Meet Miles Morales: Your New Spider-Man

on Tuesday, Aug. 2nd

It’s not the first time someone other than Peter Parker has donned the mantle of Spider-Man, but in this week’s Ultimate Fallout #4 fans of Marvel’s Ultimate Comics universe will be introduced to a brand new web-head. His name is Miles Morales, and he’s bi-racial: half-black and half-Hispanic. At a time when diversity in comics is a hot-button issue — DC Comics is making a conscious effort to shake up the ethnic monotony of its line-up as they relaunch their entire line — Marvel has managed to pull off a splashy PR coup by recasting their most famous character.

To be clear, Marvel’s Ultimate Comics line is an alternate universe that the publisher began at the turn of the century as an effort to streamline the backstories of their characters. Much of the architecture of the current crop of Marvel movies have derived from the Ultimate line. Earlier this year, Peter Parker died after a climatic final battle with his arch-nemesis, the Green Goblin. It wouldn’t be much of an exaggeration to say that the fanboys began speculating — and complaining — about a possible successor to Peter’s race before the ink was dry on the issue.

In some cases, the cynicism got downright ugly and racist. Earlier this week, comic book store owner Larry Doherty, who had been a respected member of the Twitter comics community, elicited a firestorm by posting tasteless, racially charged quips about a possible black Spidey to his Twitter. Doherty claimed he wasn’t being racist, but actions speak louder than intent. Being an insensitive lout is no excuse.

Doherty doesn’t really matter in the final analysis. What does is the symbolism of a minority stepping into the shoes of one of the great fictional heroes of the past half-century. As noted above, this isn’t the first time there’s been a biracial Spider-Man. In the 1990’s Marvel introduced Miguel O’Hara, half-Latino and half-Irish, Miguel was the Spider-Man of the year 2099. He remains a popular enough character that he’s still featured in video games, like the upcoming Spiderman: Edge of Time.

The fine parsing of the difference between the Ultimate and “regular” Marvel Universes means that Miles Morales could be around for the long haul, as Ultimate Spider-Man writer Brian Michael Bendis has stated in interviews and on his Facebook page. Yet, there is a real anxiety underlying the cynicism of the comic fans. Publishers — particularly Marvel — are known for their stunts.
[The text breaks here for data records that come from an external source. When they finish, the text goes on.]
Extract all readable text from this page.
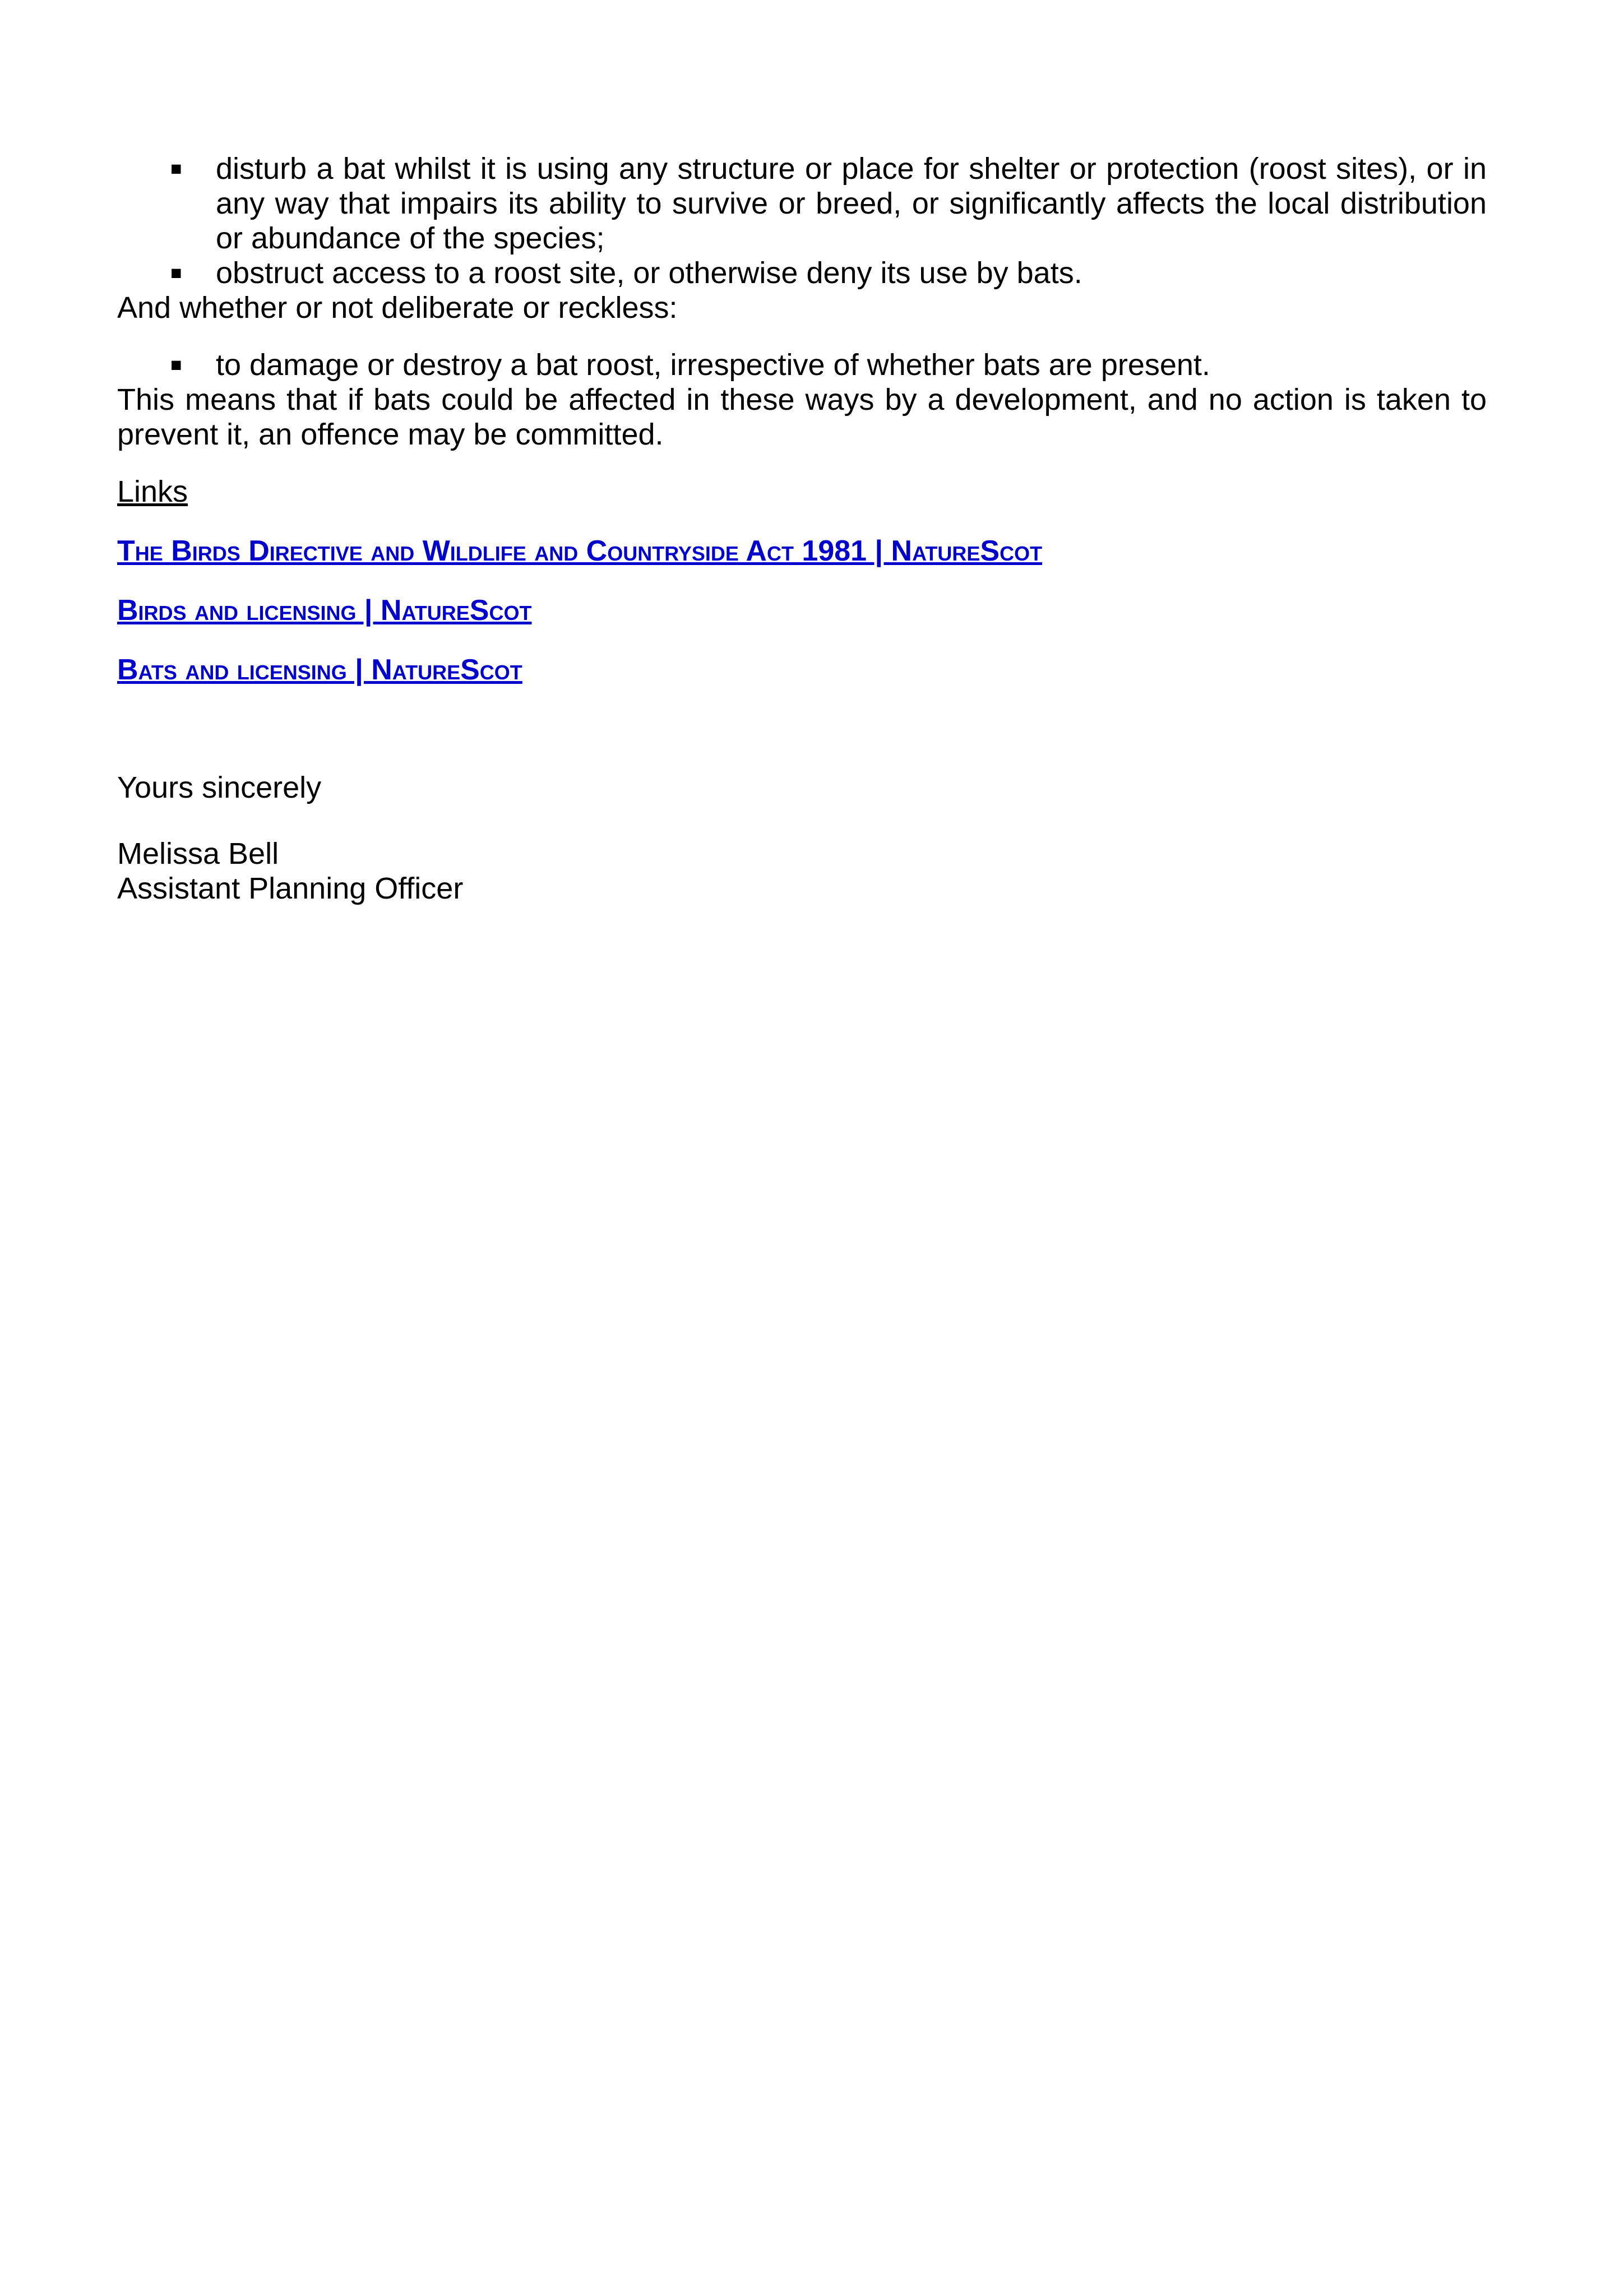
■ disturb a bat whilst it is using any structure or place for shelter or protection (roost sites), or in any way that impairs its ability to survive or breed, or significantly affects the local distribution or abundance of the species;
■ obstruct access to a roost site, or otherwise deny its use by bats.

And whether or not deliberate or reckless:

■ to damage or destroy a bat roost, irrespective of whether bats are present.

This means that if bats could be affected in these ways by a development, and no action is taken to prevent it, an offence may be committed.

Links

The Birds Directive and Wildlife and Countryside Act 1981 | NatureScot
Birds and licensing | NatureScot
Bats and licensing | NatureScot

Yours sincerely

Melissa Bell

Assistant Planning Officer
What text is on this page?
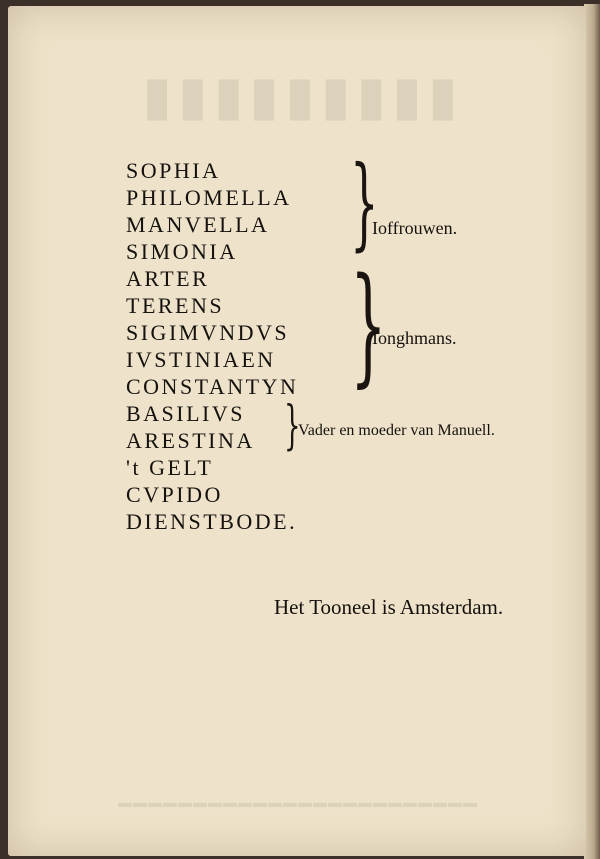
▮▮▮▮▮▮▮▮▮
▬▬▬▬▬▬▬▬▬▬▬▬▬▬▬▬▬▬▬▬▬▬▬▬
SOPHIA
PHILOMELLA
MANVELLA
SIMONIA
ARTER
TERENS
SIGIMVNDVS
IVSTINIAEN
CONSTANTYN
BASILIVS
ARESTINA
't GELT
CVPIDO
DIENSTBODE.
}
Ioffrouwen.
}
Ionghmans.
}
Vader en moeder van Manuell.
Het Tooneel is Amsterdam.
How many comic book characters have been killed off for the sake of headlines only to be brought back after a few years?

If putting a biracial character under the Spider-Man mask is a great thing for young African-Americans and Hispanics (and I think it is), then how much will it hurt if in a few years Peter Parker comes back in Ultimate Spider-Man, and gets his old job back?

Buried on a sidebar of the USA Today story announcing the debut — amidst talk of how Community star Donald Glover’s campaign to get cast as Peter Parker in the movie reboot was an inspiration for the new look — was the first real insight into the personal motivations of the creative team:

The creation of Miles Morales, a teenager with an African-American father and Hispanic mother, has been personal for his creators. Axel Alonso, Marvel’s editor in chief, is of mixed cultures (his father is Mexican, his mother is British), and Bendis has two adopted daughters, a 3½-year-old from Ethiopia and a 4½-month-old African American.

So while there is no controlling the ravenous demands for spectacle and sales bumps from the mega-corporations that own the characters, there is evidence that the flesh and blood men behind the stories have the best of intentions. For now, true believers, that will have to do.

Ultimate Comics Fallout #4, the debut of the all new Spider-Man hits stores this Wednesday, August 3rd.